The government is putting pressure on the Ornis committee to recommend the re-introduction of finch trapping this autumn – despite the fact it is in breach of rules, Times of Malta has learnt.

“Although we think this is a mistake, the committee is under intense pressure and is actively considering this option even if it may put Malta in a direct clash with Brussels,” the sources said.

Trapping is considered illegal by Brussels and there is already a pending EU infringement against Malta over the issue.

But sources said pressure is being mounted on the committee members to bring back trapping of seven finch species this autumn.

Actively considering this option even if it puts Malta in a direct clash with Brussels

“The government is clearly supporting the hunters lobby on this issue and wants to push this forward,” they said.

Confronted by this information, a government spokesman did not deny the plans but said it will consider what the committee recommends.

The spokesman admitted that a proposal to permit live capturing of seven finches was submitted by the hunters’ federation to the

committee last year and a comprehensive assessment was carried out by the Wild Birds Regulation Unit within the Parliamentary Secretariat for Animal Rights.
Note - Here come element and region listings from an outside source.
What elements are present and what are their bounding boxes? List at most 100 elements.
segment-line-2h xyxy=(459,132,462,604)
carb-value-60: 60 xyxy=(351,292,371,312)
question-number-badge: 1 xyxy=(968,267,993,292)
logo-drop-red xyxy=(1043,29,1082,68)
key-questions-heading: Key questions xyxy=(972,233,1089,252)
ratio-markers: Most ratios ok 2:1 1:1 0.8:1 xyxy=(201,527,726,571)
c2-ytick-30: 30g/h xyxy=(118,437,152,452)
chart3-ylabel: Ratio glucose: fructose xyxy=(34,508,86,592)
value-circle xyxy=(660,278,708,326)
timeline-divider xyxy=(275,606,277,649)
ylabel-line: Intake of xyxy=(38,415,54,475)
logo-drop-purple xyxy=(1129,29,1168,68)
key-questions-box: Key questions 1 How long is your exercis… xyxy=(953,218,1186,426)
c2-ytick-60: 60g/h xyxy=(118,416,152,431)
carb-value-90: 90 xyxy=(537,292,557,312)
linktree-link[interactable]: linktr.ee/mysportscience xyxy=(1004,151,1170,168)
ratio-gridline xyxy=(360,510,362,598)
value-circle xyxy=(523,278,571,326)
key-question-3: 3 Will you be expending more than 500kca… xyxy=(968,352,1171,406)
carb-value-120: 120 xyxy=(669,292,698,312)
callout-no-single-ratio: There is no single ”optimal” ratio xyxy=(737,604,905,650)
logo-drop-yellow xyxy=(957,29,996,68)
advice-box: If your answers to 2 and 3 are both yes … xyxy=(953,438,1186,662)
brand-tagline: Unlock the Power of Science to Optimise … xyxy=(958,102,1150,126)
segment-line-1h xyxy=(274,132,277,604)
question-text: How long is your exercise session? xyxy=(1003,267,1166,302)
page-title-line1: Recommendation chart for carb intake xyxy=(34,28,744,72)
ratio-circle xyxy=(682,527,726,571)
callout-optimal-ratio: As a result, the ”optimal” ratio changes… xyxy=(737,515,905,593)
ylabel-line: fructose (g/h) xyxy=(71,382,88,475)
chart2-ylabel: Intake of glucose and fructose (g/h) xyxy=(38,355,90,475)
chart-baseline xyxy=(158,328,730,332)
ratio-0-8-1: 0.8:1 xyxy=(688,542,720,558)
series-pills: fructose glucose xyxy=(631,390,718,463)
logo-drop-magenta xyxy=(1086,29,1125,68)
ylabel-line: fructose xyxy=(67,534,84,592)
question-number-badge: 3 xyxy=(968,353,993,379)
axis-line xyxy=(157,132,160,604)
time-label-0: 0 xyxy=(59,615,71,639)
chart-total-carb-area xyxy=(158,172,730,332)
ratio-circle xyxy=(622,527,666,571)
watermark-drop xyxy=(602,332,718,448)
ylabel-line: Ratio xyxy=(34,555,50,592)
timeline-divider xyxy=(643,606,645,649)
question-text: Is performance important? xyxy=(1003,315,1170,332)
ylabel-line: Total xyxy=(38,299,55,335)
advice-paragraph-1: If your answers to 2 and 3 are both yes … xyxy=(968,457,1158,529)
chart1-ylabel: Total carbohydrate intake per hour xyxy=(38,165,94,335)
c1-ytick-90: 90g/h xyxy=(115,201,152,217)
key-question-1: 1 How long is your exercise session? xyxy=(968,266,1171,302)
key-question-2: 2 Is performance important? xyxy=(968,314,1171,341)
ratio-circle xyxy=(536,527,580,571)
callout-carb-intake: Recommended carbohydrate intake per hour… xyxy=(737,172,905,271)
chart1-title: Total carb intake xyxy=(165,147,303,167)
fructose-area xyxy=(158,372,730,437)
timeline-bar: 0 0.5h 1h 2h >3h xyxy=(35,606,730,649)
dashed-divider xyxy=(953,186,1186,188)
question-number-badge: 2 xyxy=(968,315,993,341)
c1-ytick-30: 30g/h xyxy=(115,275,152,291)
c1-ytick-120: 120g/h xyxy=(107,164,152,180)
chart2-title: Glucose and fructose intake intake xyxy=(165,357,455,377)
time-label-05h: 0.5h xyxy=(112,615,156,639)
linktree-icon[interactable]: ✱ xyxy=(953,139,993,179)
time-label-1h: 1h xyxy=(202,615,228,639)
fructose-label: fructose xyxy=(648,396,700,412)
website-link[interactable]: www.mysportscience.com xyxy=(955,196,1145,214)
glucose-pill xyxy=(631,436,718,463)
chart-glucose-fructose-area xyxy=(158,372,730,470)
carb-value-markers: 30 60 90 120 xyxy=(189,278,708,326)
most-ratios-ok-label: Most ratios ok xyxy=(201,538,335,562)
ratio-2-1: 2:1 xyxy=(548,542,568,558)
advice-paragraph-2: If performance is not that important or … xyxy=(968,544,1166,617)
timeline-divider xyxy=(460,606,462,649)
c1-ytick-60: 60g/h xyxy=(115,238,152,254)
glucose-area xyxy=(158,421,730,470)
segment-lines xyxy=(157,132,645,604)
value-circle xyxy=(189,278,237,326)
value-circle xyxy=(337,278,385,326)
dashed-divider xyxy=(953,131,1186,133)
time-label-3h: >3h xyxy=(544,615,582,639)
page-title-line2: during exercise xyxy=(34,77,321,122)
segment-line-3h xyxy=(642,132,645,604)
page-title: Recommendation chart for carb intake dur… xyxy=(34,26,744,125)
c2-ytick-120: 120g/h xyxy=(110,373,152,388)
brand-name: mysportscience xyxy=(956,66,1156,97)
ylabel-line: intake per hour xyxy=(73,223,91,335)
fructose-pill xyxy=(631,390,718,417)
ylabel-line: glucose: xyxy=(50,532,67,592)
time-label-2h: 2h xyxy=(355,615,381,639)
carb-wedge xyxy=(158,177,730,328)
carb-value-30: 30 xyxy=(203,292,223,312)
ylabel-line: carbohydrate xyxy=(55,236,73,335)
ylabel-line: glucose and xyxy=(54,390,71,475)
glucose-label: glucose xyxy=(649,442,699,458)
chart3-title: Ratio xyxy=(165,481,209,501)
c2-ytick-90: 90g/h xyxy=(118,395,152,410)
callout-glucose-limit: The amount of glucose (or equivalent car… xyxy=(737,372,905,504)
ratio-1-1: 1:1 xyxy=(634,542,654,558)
“This assessment has now been completed and will be discussed by the committee in due course,” the spokesman said.

Asked whether the government is seriously considering this option, the spokesman said: “The government will consider relevant legal, scientific and technical advice as well as recommendations by the committee.”

This latest development is in line with a slip made by Parliamentary Secretary Roderick Galdes a few months into office.

The government will consider relevant legal, scientific and technical advice as well as what the committee says

Last August, Mr Galdes had said that the government was looking into a “technical loophole” in EU rules that would allow it to present proposals to allow finch trapping.

Although he later clarified his comments stating that he referred to “a crack” in the EU rules and not “a loophole”, the European Commission had told Times of Malta it was not aware of any anomalies in its Birds Directive.

Brussels had made it clear that finch trapping is not allowed under EU rules and before accession Malta had already been given a special transitional period to phase out the trapping of non-huntable song birds (finches) by the end of 2008.

EU officials had recalled that the Commission is still pursuing a 2010 infringement against Malta on the incorrect application of a derogation permitting trapping.

This infringement has been left pending with the next stage being a referral to court.

Bird lovers were seething last week after the government announced it would permit hunting on Sundays and public holidays for the first time in seven years during the forthcoming spring hunting season.


In a reply this morning, the government denied putting pressure on the Ornis committee, let alone "intense pressure".

The committee, it said, was regulated by its own procedure and set its own agenda.

“These allegations are false, and are themselves designed to put the Malta Ornis committee under intense pressure and thus derail committee's work,” the government said.

The Ornis committee was an autonomous body established under Conservation of Wild Birds Regulations to fulfil a set of functions, which include making recommendations to government on the application of derogations through procedure established in the law. Therefore in considering any proposal for a derogation, the committee is exercising its statutory responsibilities, the government said.

The government quoted Ornis Committee chairman Mark Anthony Falzon saying that it was entirely legitimate and proper that finch trapping should be discussed by the Ornis committee now.

“At its sitting of August 20, 2013, Ornis requested Wild Birds Regulation Unit to carry out an assessment of a proposal submitted by the FKNK and agreed to discuss the assessment once it was completed. That is now the case and it is the duty of Ornis to discuss it. Not to do so would be a serious breach of correct procedure. Second, there is no 'intense pressure' on Ornis, from any direction. The Chair is committed to a fair and level-headed discussion; in the event of a vote, members will be as free as always to vote as they deem proper."

The government said it was that the sources quoted by Times of Malta opposed the very notion of Ornis even considering such a proposal, and, instead of debating the matter on purely scientific, legal or technical grounds within the committee, as the legal procedure demands, they resorted to media leaks in an attempt to generate enough spin to prejudice the committee from exercising its legal duties in an objective manner.